その富士山本宮浅間神社の境内にある池が湧玉池です。湧玉池は水量が非常に豊富なだけでなく、池の水が全て富士山からの湧き水であるというところに特徴があります。富士山に降り積もった雪の雪解け水が溶岩の間から湧き出ており、一年を通して水量に増減がないのです。池にはニジマスなどの魚や鴨などが悠々と泳いでおり、ほとりでは鳥が飛び回っている自然あふれる光景が広がっています。1952年に国の特別天然記念物に指定されたほか、2008年には平成の名水百選にも選ばれています。景観が非常に美しく、湧き水の透明度が高いため水中の植物や湖面に反射する社殿など観ていて飽きることがありません。また、春には池のほとりに見事な藤が咲き、より一層情緒を際立たせてくれます。この景観は富士山周辺のみならず富士宮市や静岡県の名所として知られるようになっています。
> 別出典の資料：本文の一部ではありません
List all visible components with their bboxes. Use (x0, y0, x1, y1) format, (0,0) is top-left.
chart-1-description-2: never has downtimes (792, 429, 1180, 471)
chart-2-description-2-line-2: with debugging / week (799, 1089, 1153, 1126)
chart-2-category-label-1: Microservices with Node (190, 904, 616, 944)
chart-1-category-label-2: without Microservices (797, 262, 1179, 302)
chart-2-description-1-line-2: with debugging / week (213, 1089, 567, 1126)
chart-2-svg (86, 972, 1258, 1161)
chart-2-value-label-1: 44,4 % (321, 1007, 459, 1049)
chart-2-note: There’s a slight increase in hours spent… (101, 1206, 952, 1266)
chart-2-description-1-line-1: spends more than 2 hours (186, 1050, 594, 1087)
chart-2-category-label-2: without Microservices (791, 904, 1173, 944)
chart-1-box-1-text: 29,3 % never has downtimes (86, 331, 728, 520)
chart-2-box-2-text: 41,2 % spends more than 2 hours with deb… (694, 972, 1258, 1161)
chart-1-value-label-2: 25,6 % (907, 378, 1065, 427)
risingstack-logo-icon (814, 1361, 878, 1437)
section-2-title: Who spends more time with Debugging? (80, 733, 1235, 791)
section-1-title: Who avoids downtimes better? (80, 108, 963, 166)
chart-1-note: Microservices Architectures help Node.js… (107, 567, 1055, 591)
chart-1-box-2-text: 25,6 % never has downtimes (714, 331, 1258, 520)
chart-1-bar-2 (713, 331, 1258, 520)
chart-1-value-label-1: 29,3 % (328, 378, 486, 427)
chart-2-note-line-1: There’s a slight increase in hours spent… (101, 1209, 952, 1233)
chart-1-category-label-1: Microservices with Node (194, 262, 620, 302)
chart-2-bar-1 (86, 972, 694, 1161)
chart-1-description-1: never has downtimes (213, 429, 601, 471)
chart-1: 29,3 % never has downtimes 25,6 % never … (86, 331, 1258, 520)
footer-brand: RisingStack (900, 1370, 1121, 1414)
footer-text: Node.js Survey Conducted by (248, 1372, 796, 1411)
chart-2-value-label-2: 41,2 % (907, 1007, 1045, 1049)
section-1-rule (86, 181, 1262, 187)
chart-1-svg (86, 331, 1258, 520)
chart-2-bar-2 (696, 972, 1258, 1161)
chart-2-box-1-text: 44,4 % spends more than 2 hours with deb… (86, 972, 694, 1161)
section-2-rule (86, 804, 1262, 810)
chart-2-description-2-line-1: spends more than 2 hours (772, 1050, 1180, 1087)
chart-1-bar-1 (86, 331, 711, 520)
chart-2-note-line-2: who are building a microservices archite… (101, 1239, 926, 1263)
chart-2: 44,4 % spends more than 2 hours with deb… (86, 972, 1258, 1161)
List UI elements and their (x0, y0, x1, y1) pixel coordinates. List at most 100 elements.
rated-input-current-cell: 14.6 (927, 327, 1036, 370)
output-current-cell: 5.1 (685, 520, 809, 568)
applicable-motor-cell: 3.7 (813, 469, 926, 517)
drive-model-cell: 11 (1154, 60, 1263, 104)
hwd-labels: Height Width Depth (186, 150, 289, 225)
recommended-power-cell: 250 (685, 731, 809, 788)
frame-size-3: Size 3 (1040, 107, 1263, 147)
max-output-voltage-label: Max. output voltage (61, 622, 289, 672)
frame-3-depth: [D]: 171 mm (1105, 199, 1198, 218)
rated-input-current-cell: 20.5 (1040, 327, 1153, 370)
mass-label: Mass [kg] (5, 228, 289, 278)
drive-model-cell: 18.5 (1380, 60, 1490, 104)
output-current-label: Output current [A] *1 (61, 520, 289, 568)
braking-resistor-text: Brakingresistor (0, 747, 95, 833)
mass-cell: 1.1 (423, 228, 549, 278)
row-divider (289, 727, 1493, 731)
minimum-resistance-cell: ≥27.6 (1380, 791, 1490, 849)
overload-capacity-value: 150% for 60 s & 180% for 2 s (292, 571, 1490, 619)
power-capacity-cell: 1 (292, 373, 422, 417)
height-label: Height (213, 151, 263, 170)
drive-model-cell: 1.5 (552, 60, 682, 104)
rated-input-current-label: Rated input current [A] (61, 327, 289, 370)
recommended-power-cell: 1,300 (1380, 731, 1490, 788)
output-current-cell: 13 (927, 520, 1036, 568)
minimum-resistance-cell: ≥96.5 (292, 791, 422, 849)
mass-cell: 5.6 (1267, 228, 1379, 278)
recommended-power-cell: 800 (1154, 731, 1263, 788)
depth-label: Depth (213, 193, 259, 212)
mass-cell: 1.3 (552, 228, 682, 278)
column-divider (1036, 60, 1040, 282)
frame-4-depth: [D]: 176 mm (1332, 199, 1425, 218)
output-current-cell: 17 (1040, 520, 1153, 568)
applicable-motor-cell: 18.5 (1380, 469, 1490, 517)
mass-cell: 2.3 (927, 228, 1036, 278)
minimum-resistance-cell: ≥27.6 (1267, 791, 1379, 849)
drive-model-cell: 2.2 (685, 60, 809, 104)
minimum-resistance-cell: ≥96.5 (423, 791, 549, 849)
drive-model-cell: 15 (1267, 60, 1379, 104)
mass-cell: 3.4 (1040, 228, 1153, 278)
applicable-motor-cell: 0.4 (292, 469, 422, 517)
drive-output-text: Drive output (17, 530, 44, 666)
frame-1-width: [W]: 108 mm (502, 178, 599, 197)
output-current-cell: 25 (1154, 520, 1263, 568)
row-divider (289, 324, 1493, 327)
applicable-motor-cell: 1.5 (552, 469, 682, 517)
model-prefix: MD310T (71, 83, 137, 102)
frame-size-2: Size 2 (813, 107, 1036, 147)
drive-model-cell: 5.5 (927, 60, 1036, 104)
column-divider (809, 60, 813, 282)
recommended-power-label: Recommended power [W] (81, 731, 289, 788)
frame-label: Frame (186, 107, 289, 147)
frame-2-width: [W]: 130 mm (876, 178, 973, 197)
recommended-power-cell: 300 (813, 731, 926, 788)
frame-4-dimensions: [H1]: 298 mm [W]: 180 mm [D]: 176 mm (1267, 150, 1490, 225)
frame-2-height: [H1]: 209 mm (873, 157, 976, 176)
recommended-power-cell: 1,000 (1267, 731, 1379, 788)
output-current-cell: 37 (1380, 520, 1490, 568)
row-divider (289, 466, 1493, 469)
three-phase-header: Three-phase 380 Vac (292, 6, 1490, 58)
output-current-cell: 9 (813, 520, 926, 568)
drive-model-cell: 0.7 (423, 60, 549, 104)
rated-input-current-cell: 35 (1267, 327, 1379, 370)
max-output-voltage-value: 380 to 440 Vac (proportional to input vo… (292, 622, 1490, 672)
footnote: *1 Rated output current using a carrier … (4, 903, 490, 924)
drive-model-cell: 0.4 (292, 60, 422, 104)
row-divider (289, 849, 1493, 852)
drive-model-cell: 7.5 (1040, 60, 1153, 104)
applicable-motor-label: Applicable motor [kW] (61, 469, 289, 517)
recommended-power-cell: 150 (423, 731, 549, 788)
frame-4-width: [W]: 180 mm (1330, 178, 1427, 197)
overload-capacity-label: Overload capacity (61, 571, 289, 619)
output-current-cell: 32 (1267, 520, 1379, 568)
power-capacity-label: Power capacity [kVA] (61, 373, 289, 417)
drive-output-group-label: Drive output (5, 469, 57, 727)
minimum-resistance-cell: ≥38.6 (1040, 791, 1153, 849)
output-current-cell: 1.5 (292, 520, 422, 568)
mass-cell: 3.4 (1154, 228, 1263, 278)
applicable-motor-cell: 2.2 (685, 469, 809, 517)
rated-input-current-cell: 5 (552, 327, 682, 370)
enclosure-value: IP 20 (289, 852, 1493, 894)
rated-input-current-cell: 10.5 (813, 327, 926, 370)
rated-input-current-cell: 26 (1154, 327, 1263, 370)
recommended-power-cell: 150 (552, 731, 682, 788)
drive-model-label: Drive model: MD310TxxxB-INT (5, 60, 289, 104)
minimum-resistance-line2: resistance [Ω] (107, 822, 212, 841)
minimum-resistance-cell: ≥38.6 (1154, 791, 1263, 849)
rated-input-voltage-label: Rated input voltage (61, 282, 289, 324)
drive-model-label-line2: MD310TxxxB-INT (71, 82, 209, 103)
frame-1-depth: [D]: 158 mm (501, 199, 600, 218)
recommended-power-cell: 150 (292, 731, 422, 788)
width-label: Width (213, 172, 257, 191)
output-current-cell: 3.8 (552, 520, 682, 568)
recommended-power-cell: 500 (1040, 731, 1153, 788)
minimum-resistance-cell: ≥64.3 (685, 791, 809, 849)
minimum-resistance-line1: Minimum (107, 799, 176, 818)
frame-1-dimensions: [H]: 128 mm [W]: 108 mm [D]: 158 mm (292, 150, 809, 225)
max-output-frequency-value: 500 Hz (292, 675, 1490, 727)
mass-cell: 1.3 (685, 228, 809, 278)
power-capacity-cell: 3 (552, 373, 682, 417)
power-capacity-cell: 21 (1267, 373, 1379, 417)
湧玉池は富士山の登山路入り口にあることから、古くから修験者が富士山に入山する前に身を清める場所としても活用されてきました。現在でも山開きされるときには男性はふんどし姿、女性は白装束に身を包んでみそぎを行う神事が続けられています。

「平成の名水百選」は選定条件に飲用であることは含まれていないものの、湧玉池の水は飲むことも可能です。池の水は直接飲むことはできませんが、飲料用のパイプを流れている水は飲用としても利用可能なのです。そのまま飲むことも可能ですが、煮沸してから使うようにという注意書きがあるため気にするようであれば持ち帰って沸かしてから飲むようにするべきです。料金は無料ですが、霊峰富士のご神体に染みこんだ天然水であり神水とされているため、二礼二拍手一礼の後に汲むことが望ましいとされています。もし持ち帰る場合の容器を持っていない場合は、ペットボトルが用意されているのでお賽銭を納めて活用させてもらいましょう。

湧玉池は、景観が美しいだけでなく池の水も富士山の恩恵を受けている池なのです。